Serviços Públicos (continuação)

Conceito de Serviços Públicos

a) Sentido Amplo – é a atividade administrativa de interesse público prestada pelo Estado ou por
quem lhe faça as vezes, assim qualificada pelo ordenamento jurídico, e que consiste em
oferecer uma comodidade, uma utilidade, uma vontade que satisfaça concretamente os
interesses da sociedade, segundo normas de direito público ou predominante de direito
público. Para alguém agir em nome do Estado precisa de delegação.

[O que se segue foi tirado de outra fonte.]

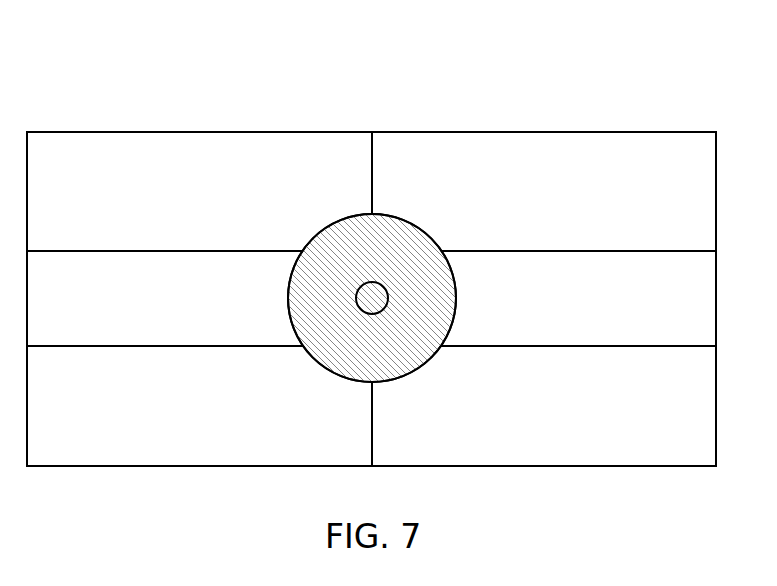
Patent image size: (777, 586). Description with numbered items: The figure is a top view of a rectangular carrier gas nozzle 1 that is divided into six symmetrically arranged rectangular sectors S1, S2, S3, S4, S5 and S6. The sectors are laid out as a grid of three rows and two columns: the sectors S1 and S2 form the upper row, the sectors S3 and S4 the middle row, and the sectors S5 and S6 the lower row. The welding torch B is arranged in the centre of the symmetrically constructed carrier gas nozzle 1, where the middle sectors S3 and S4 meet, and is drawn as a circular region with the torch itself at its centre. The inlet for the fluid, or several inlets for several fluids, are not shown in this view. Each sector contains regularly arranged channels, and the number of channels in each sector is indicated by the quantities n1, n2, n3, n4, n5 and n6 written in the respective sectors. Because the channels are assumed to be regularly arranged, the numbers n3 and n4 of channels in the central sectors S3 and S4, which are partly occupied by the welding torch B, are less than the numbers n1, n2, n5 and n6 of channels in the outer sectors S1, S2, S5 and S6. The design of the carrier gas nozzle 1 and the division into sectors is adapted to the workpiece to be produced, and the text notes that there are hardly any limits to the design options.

The carrier gas nozzle 1 is at (657, 46).
The welding torch B is at (358, 298).
The sector S1 is at (199, 191).
The sector S2 is at (544, 191).
The sector S3 is at (199, 298).
The sector S4 is at (544, 298).
The sector S5 is at (199, 406).
The sector S6 is at (544, 406).
The number of channels n1 is at (199, 191).
The number of channels n2 is at (544, 191).
The number of channels n3 is at (199, 298).
The number of channels n4 is at (544, 298).
The number of channels n5 is at (199, 406).
The number of channels n6 is at (544, 406).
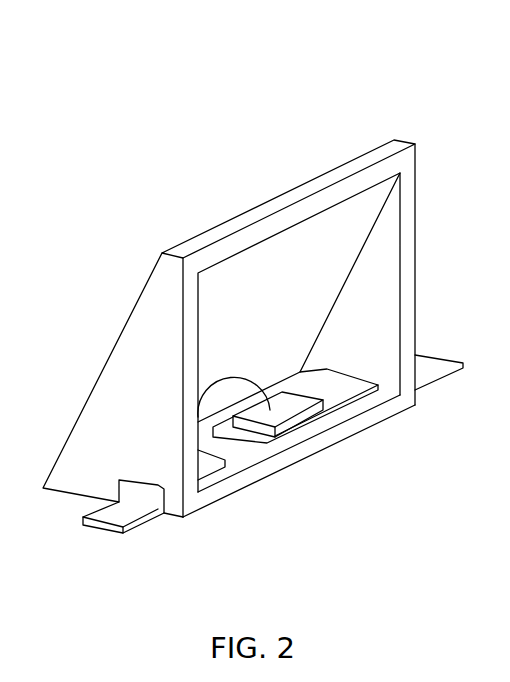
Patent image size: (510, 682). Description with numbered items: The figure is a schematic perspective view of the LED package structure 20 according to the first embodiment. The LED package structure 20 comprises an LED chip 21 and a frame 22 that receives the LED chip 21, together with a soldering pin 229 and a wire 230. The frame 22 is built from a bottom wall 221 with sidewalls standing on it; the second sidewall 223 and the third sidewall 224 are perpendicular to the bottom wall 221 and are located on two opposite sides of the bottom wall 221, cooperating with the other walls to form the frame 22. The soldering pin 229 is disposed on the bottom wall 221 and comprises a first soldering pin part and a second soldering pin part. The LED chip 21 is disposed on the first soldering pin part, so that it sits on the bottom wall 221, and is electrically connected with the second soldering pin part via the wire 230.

The LED package structure 20 is at (297, 31).
The LED chip 21 is at (317, 416).
The frame 22 is at (176, 239).
The bottom wall 221 is at (303, 455).
The second sidewall 223 is at (388, 228).
The third sidewall 224 is at (117, 392).
The soldering pin 229 is at (368, 390).
The wire 230 is at (230, 380).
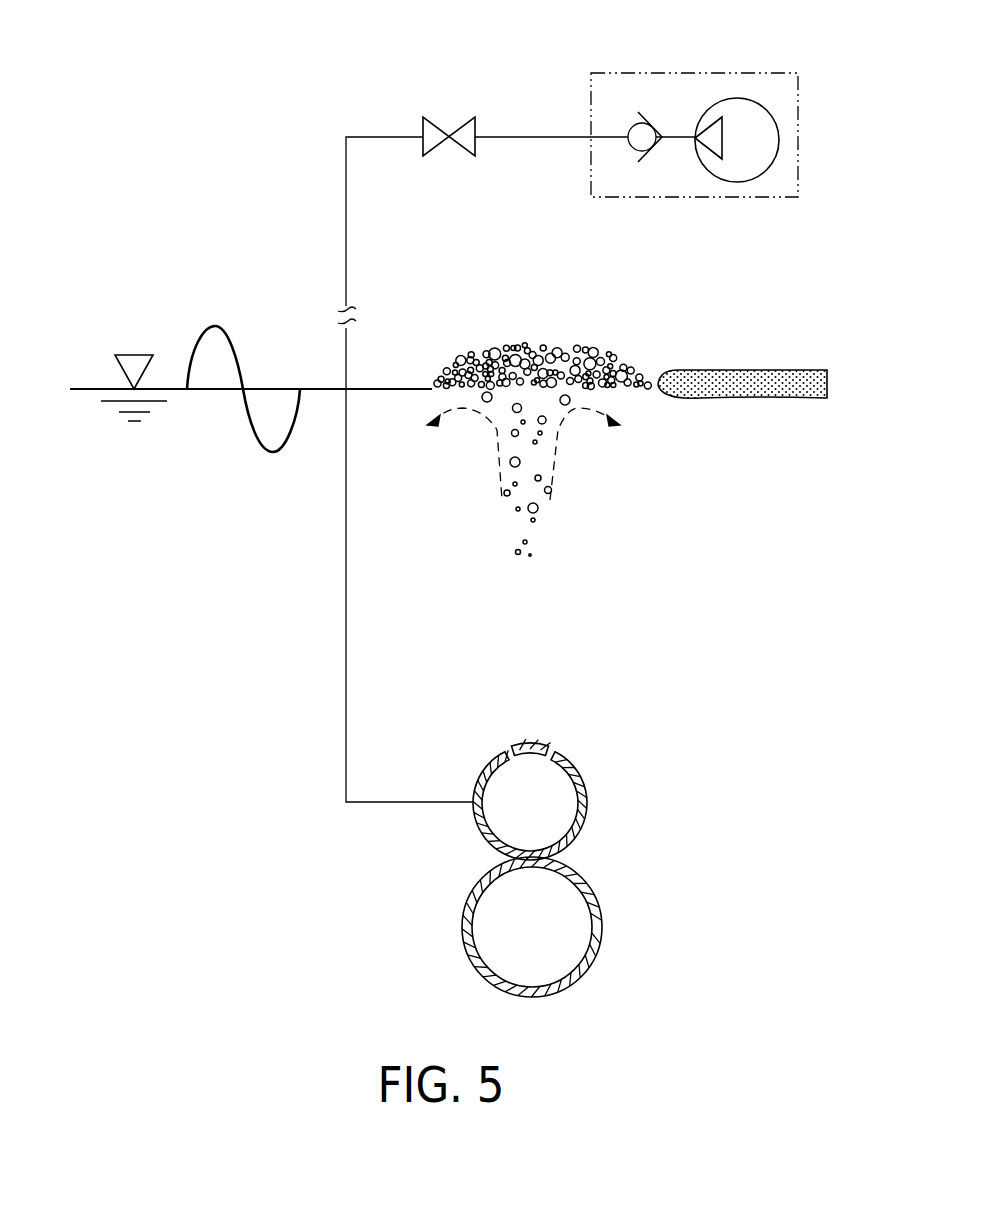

b) Sentido Estrito (Celso Antônio Bandeira de Mello) – é atividade material de interesse público
prestada pelo Estado ou por quem lhe faça as vezes, que consiste em oferecer à coletividade
uma vantagem, uma utilidade, uma comodidade fruída diretamente pelo administrado e regida
por normas de direito público.

c) Conceito conjugando critério subjetivo + critério material + critério formal.

Requisitos ou Princípios do Serviço Público (art. 6º, § 1º da Lei 8.987/95)

1. Regularidade;
2. Eficiência;
3. Generalidade;
4. Cortesia;
5. Modicidade das Tarifas;
6. Atualidade – art. 6º, § 2º da Lei 8.987/95 − o serviço deve ser prestado conforme o estado da
técnica (tudo quanto for possível ser utilizado para melhorar o serviço público deve ser
utilizado);
7. Permanência ou Continuidade dos Serviços Públicos. a) Conceito: o serviço público não pode
ser interrompido; b) Mecanismos para assegurar a continuidade dos serviços públicos:
reversão (quando termina o contrato de concessão, todos os bens ligados à prestação do
serviço do concessionário passam para o concedente); ocupação provisória (irregularidades
na prestação do serviço, a Administração ocupa os bens móveis ou imóveis para garantir a
continuidade); restrições ao direto de greve dos servidores públicos; restrição a cláusula da
exceptio non adimpleti contractus.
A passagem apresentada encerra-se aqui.